In mammals, brain development follows an intuitive path: The cells in the embryo’s amygdala region at the start of development end up in the adult amygdala. The cells in the embryo’s cortex region end up in the adult cortex. But in birds, “there is a fantastic reorganization of the forebrain,” Güntürkün said, that is “nothing that we had expected.”

Taken together, the studies (Evolutionary convergence of sensory circuits in the pallium of amniotes on the one hand, Constrained roads to complex brains and Developmental origins and evolution of pallial cell types and structures in birds on the other hand, Ed.) provide the clearest evidence yet that birds and mammals independently evolved brain regions for complex cognition. They also echo previous research from Tosches’ lab, which found that the mammalian neocortex evolved independently from the reptile DVR (dorsal ventricular ridge).

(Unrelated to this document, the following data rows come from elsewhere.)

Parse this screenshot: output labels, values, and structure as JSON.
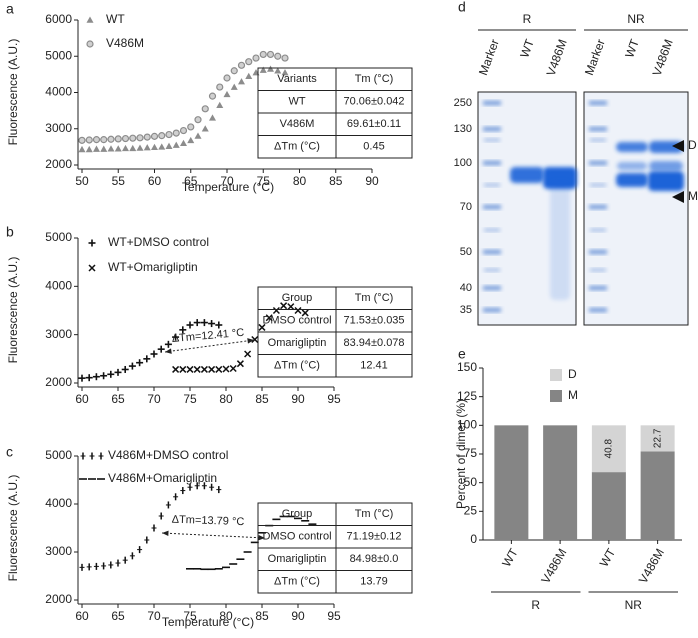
{
  "chart_data": [
    {
      "type": "scatter",
      "panel": "a",
      "xlabel": "Temperature (°C)",
      "ylabel": "Fluorescence (A.U.)",
      "xlim": [
        50,
        90
      ],
      "xticks": [
        50,
        55,
        60,
        65,
        70,
        75,
        80,
        85,
        90
      ],
      "ylim": [
        2000,
        6000
      ],
      "yticks": [
        2000,
        3000,
        4000,
        5000,
        6000
      ],
      "series": [
        {
          "name": "WT",
          "color": "#8c8c8c",
          "marker": "triangle",
          "x": [
            50,
            51,
            52,
            53,
            54,
            55,
            56,
            57,
            58,
            59,
            60,
            61,
            62,
            63,
            64,
            65,
            66,
            67,
            68,
            69,
            70,
            71,
            72,
            73,
            74,
            75,
            76,
            77,
            78
          ],
          "values": [
            2430,
            2430,
            2440,
            2440,
            2450,
            2450,
            2460,
            2460,
            2470,
            2480,
            2490,
            2500,
            2520,
            2550,
            2600,
            2680,
            2800,
            3000,
            3300,
            3650,
            3950,
            4150,
            4300,
            4450,
            4550,
            4620,
            4650,
            4600,
            4550
          ]
        },
        {
          "name": "V486M",
          "color": "#8c8c8c",
          "marker": "circle",
          "x": [
            50,
            51,
            52,
            53,
            54,
            55,
            56,
            57,
            58,
            59,
            60,
            61,
            62,
            63,
            64,
            65,
            66,
            67,
            68,
            69,
            70,
            71,
            72,
            73,
            74,
            75,
            76,
            77,
            78
          ],
          "values": [
            2680,
            2690,
            2700,
            2700,
            2710,
            2720,
            2730,
            2740,
            2750,
            2770,
            2790,
            2810,
            2840,
            2880,
            2950,
            3050,
            3250,
            3550,
            3900,
            4150,
            4400,
            4600,
            4750,
            4850,
            4950,
            5050,
            5050,
            5000,
            4950
          ]
        }
      ],
      "table": {
        "header": [
          "Variants",
          "Tm (°C)"
        ],
        "rows": [
          [
            "WT",
            "70.06±0.042"
          ],
          [
            "V486M",
            "69.61±0.11"
          ],
          [
            "ΔTm  (°C)",
            "0.45"
          ]
        ]
      }
    },
    {
      "type": "scatter",
      "panel": "b",
      "xlabel": "",
      "ylabel": "Fluorescence (A.U.)",
      "xlim": [
        60,
        95
      ],
      "xticks": [
        60,
        65,
        70,
        75,
        80,
        85,
        90,
        95
      ],
      "ylim": [
        2000,
        5000
      ],
      "yticks": [
        2000,
        3000,
        4000,
        5000
      ],
      "annotation": "ΔTm=12.41 °C",
      "series": [
        {
          "name": "WT+DMSO control",
          "color": "#111111",
          "marker": "plus",
          "x": [
            60,
            61,
            62,
            63,
            64,
            65,
            66,
            67,
            68,
            69,
            70,
            71,
            72,
            73,
            74,
            75,
            76,
            77,
            78,
            79
          ],
          "values": [
            2100,
            2110,
            2130,
            2150,
            2180,
            2220,
            2280,
            2350,
            2420,
            2500,
            2600,
            2700,
            2800,
            2950,
            3100,
            3200,
            3250,
            3250,
            3230,
            3200
          ]
        },
        {
          "name": "WT+Omarigliptin",
          "color": "#111111",
          "marker": "x",
          "x": [
            73,
            74,
            75,
            76,
            77,
            78,
            79,
            80,
            81,
            82,
            83,
            84,
            85,
            86,
            87,
            88,
            89,
            90,
            91
          ],
          "values": [
            2280,
            2280,
            2280,
            2280,
            2280,
            2280,
            2280,
            2290,
            2300,
            2400,
            2600,
            2900,
            3150,
            3350,
            3500,
            3600,
            3580,
            3500,
            3450
          ]
        }
      ],
      "table": {
        "header": [
          "Group",
          "Tm (°C)"
        ],
        "rows": [
          [
            "DMSO control",
            "71.53±0.035"
          ],
          [
            "Omarigliptin",
            "83.94±0.078"
          ],
          [
            "ΔTm (°C)",
            "12.41"
          ]
        ]
      }
    },
    {
      "type": "scatter",
      "panel": "c",
      "xlabel": "Temperature (°C)",
      "ylabel": "Fluorescence (A.U.)",
      "xlim": [
        60,
        95
      ],
      "xticks": [
        60,
        65,
        70,
        75,
        80,
        85,
        90,
        95
      ],
      "ylim": [
        2000,
        5000
      ],
      "yticks": [
        2000,
        3000,
        4000,
        5000
      ],
      "annotation": "ΔTm=13.79 °C",
      "series": [
        {
          "name": "V486M+DMSO control",
          "color": "#111111",
          "marker": "vtick",
          "x": [
            60,
            61,
            62,
            63,
            64,
            65,
            66,
            67,
            68,
            69,
            70,
            71,
            72,
            73,
            74,
            75,
            76,
            77,
            78,
            79
          ],
          "values": [
            2680,
            2690,
            2700,
            2710,
            2730,
            2770,
            2830,
            2920,
            3050,
            3250,
            3500,
            3750,
            3980,
            4150,
            4280,
            4350,
            4380,
            4380,
            4350,
            4300
          ]
        },
        {
          "name": "V486M+Omarigliptin",
          "color": "#111111",
          "marker": "hdash",
          "x": [
            75,
            76,
            77,
            78,
            79,
            80,
            81,
            82,
            83,
            84,
            85,
            86,
            87,
            88,
            89,
            90,
            91,
            92
          ],
          "values": [
            2650,
            2650,
            2640,
            2640,
            2650,
            2680,
            2750,
            2850,
            3000,
            3200,
            3400,
            3550,
            3680,
            3740,
            3740,
            3700,
            3650,
            3580
          ]
        }
      ],
      "table": {
        "header": [
          "Group",
          "Tm (°C)"
        ],
        "rows": [
          [
            "DMSO control",
            "71.19±0.12"
          ],
          [
            "Omarigliptin",
            "84.98±0.0"
          ],
          [
            "ΔTm (°C)",
            "13.79"
          ]
        ]
      }
    },
    {
      "type": "stacked_bar",
      "panel": "e",
      "ylabel": "Percent of dimer (%)",
      "categories": [
        "WT",
        "V486M",
        "WT",
        "V486M"
      ],
      "groups": [
        "R",
        "R",
        "NR",
        "NR"
      ],
      "ylim": [
        0,
        150
      ],
      "yticks": [
        0,
        25,
        50,
        75,
        100,
        125,
        150
      ],
      "series": [
        {
          "name": "M",
          "color": "#858585",
          "values": [
            100,
            100,
            59.2,
            77.3
          ]
        },
        {
          "name": "D",
          "color": "#d4d4d4",
          "values": [
            0,
            0,
            40.8,
            22.7
          ]
        }
      ]
    }
  ],
  "gel": {
    "panel": "d",
    "groups": [
      "R",
      "NR"
    ],
    "lanes": [
      "Marker",
      "WT",
      "V486M",
      "Marker",
      "WT",
      "V486M"
    ],
    "mw": [
      250,
      130,
      100,
      70,
      50,
      40,
      35
    ],
    "arrows": [
      "D",
      "M"
    ]
  }
}
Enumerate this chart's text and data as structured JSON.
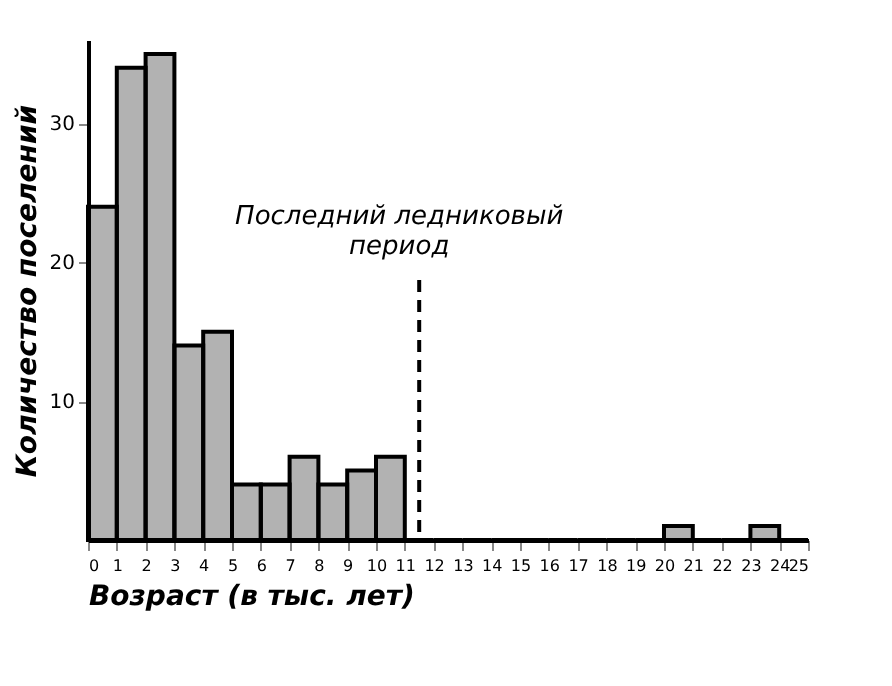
{
  "chart_data": {
    "type": "histogram",
    "xlabel": "Возраст (в тыс. лет)",
    "ylabel": "Количество поселений",
    "bins": [
      0,
      1,
      2,
      3,
      4,
      5,
      6,
      7,
      8,
      9,
      10,
      11,
      12,
      13,
      14,
      15,
      16,
      17,
      18,
      19,
      20,
      21,
      22,
      23,
      24,
      25
    ],
    "values": [
      24,
      34,
      35,
      14,
      15,
      4,
      4,
      6,
      4,
      5,
      6,
      0,
      0,
      0,
      0,
      0,
      0,
      0,
      0,
      0,
      1,
      0,
      0,
      1,
      0
    ],
    "color": "#000000",
    "xlim": [
      0,
      25
    ],
    "xticks": [
      0,
      1,
      2,
      3,
      4,
      5,
      6,
      7,
      8,
      9,
      10,
      11,
      12,
      13,
      14,
      15,
      16,
      17,
      18,
      19,
      20,
      21,
      22,
      23,
      24,
      25
    ],
    "ylim": [
      0,
      36
    ],
    "yticks": [
      10,
      20,
      30
    ],
    "ref_lines": [
      {
        "axis": "x",
        "value": 11.5,
        "label": "Последний ледниковый\nпериод",
        "line_style": "dashed"
      }
    ],
    "grid": false
  }
}
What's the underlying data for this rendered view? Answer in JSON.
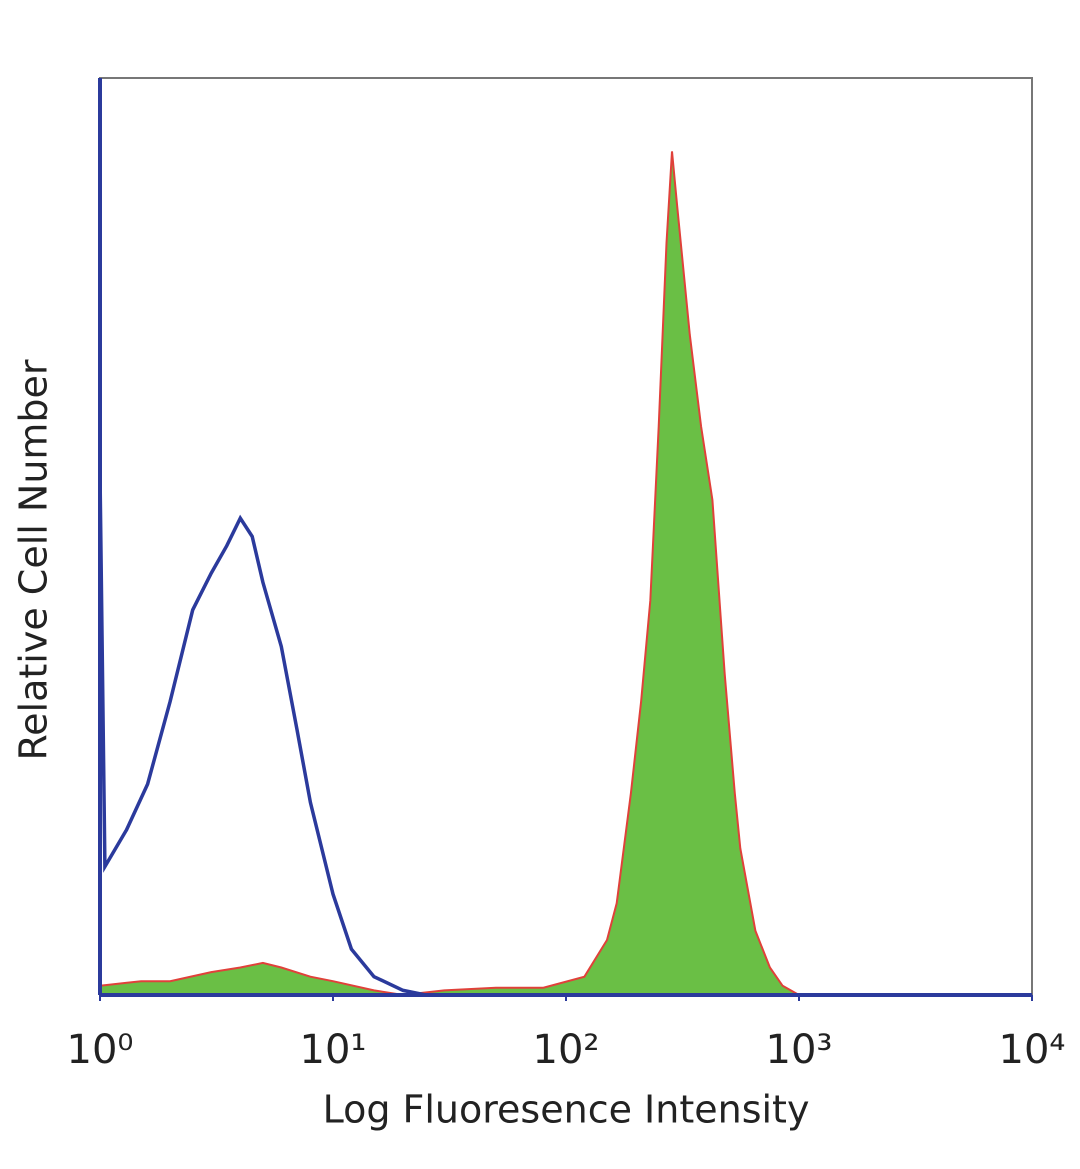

Still, it seems likely there was some inheritance from a common ancestor. In a third study that used deep learning, Kempynck and his co-author Nikolai Hecker found that mice, chickens and humans share some stretches of DNA (opens a new tab) that influence the development of the neocortex or DVR, suggesting that similar genetic tools are at work in both types of animals. And as previous studies had suggested, the research groups found that inhibitory neurons, or those that silence and modulate neural signals, were conserved across birds and mammals.

Such findings could eventually reveal shared features of various intelligences, Zaremba said. What are the building blocks of a brain that can think critically, use tools or form abstract ideas? That understanding could help in the search for extraterrestrial intelligence — and help improve our artificial intelligence. For example, the way we currently think about using insights from evolution to improve AI is very anthropocentric. “I would be really curious to see if we can build like artificial intelligence from a bird perspective,” Kempynck said. “How does a bird think? Can we mimic that?”